On Mon, Nov 19, 2018 at 7:36 AM teor teor@riseup.net wrote:
Hi,
We have deployed sbws on one bandwidth authority (longclaw).
Here's a request for additional feedback, and a progress update:
Request for Feedback: Relay Bandwidth Self-Tests
Torflow and sbws use relays' self-reported observed bandwidths for load balancing. But relays can have really low bandwidths because they're new, or due to random path selection.
In torflow, relays can get stuck in a low-bandwidth partition. sbws doesn't have partitions. But in both systems, low bandwidths can cause inaccurate or unstable load balancing.
Since torflow and sbws need accurate self-reported relay bandwidths, some component of the Tor network needs to send enough bandwidth through every relay.
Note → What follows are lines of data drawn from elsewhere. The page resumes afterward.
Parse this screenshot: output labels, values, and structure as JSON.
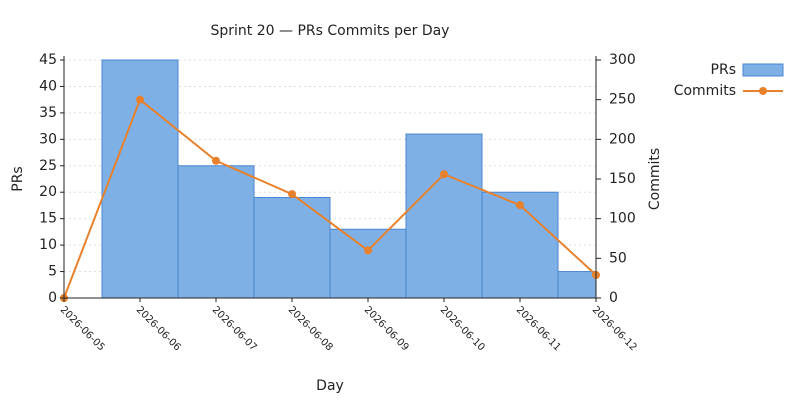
{
  "chart_data": {
    "type": "bar-line",
    "title": "Sprint 20 — PRs  Commits per Day",
    "x_label": "Day",
    "y_label": "PRs",
    "y2_label": "Commits",
    "x": [
      "2026-06-05",
      "2026-06-06",
      "2026-06-07",
      "2026-06-08",
      "2026-06-09",
      "2026-06-10",
      "2026-06-11",
      "2026-06-12"
    ],
    "series": [
      {
        "name": "PRs",
        "type": "bar",
        "color": "#7eb0e6",
        "values": [
          0,
          45,
          25,
          19,
          13,
          31,
          20,
          5
        ]
      },
      {
        "name": "Commits",
        "type": "line",
        "axis": "y2",
        "color": "#e8812c",
        "values": [
          0,
          250,
          173,
          131,
          60,
          156,
          117,
          29
        ]
      }
    ],
    "ylim": [
      0,
      45
    ],
    "yticks": [
      0,
      5,
      10,
      15,
      20,
      25,
      30,
      35,
      40,
      45
    ],
    "y2lim": [
      0,
      300
    ],
    "y2ticks": [
      0,
      50,
      100,
      150,
      200,
      250,
      300
    ],
    "grid": true,
    "legend": "top-right"
  }
}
Here are our current choices:
Tor relays can do a regular bandwidth self-test, so that their first descriptor has an accurate bandwidth (up to some minimum). But the current self-test is too small, and buggy.
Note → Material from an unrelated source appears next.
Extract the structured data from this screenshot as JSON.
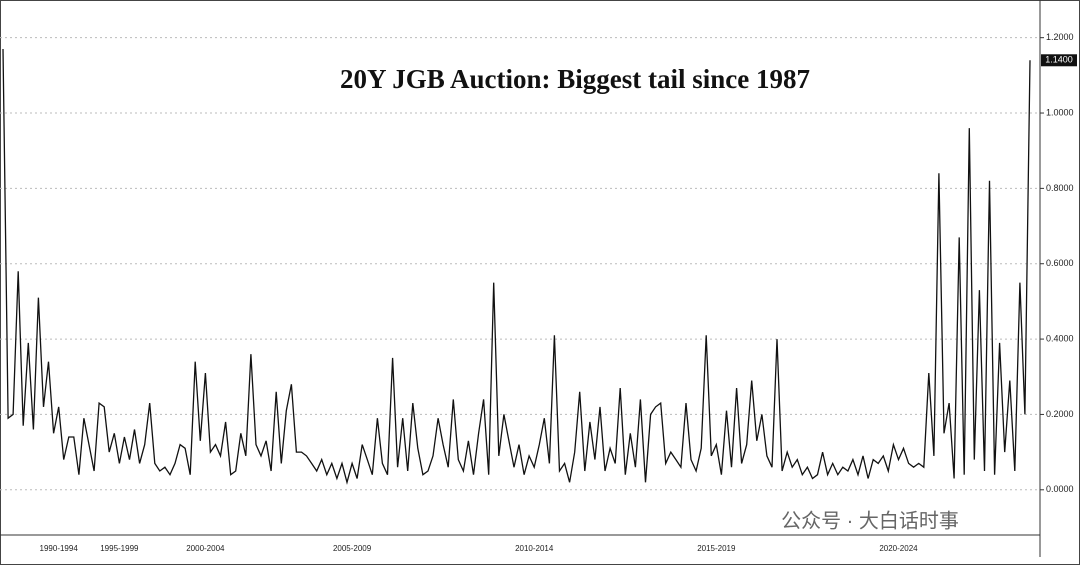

sbws already sends bandwidth to all relays to measure them. sbws gets accurate bandwidths for most relays within 2 weeks, but the fastest relays can take a month to ramp up. (sbws starts measuring at the median relay bandwidth, and can double every 5 days.)
Should we improve relay bandwidth self-tests? (#22453) Or should we rely on sbws to create the bandwidths it needs? What about test networks?
Hi! I don't think I have the answers here, but maybe I can think aloud in a useful way.
From my point of view, either of these is a fine idea, if it works.
We could decide based on a lot of factors, like:
* Which one is easier to do? * Which creates the greater maintenance burden, moving forward? * Which is more robust if something breaks in the future? * Which consumes the most relay bandwidth? * Which requires SBWS to use the most bandwidth?
Maybe if we had those figured out, we'd have a better time deciding.
Should we make bandwidths grow faster in sbws? Or is a ramp-up period of 2-5 weeks fast enough?
I think that's fast enough, though I'm not sure. How does it compare with the current average torflow ramp-up time?
(We won't modify and re-deploy torflow.)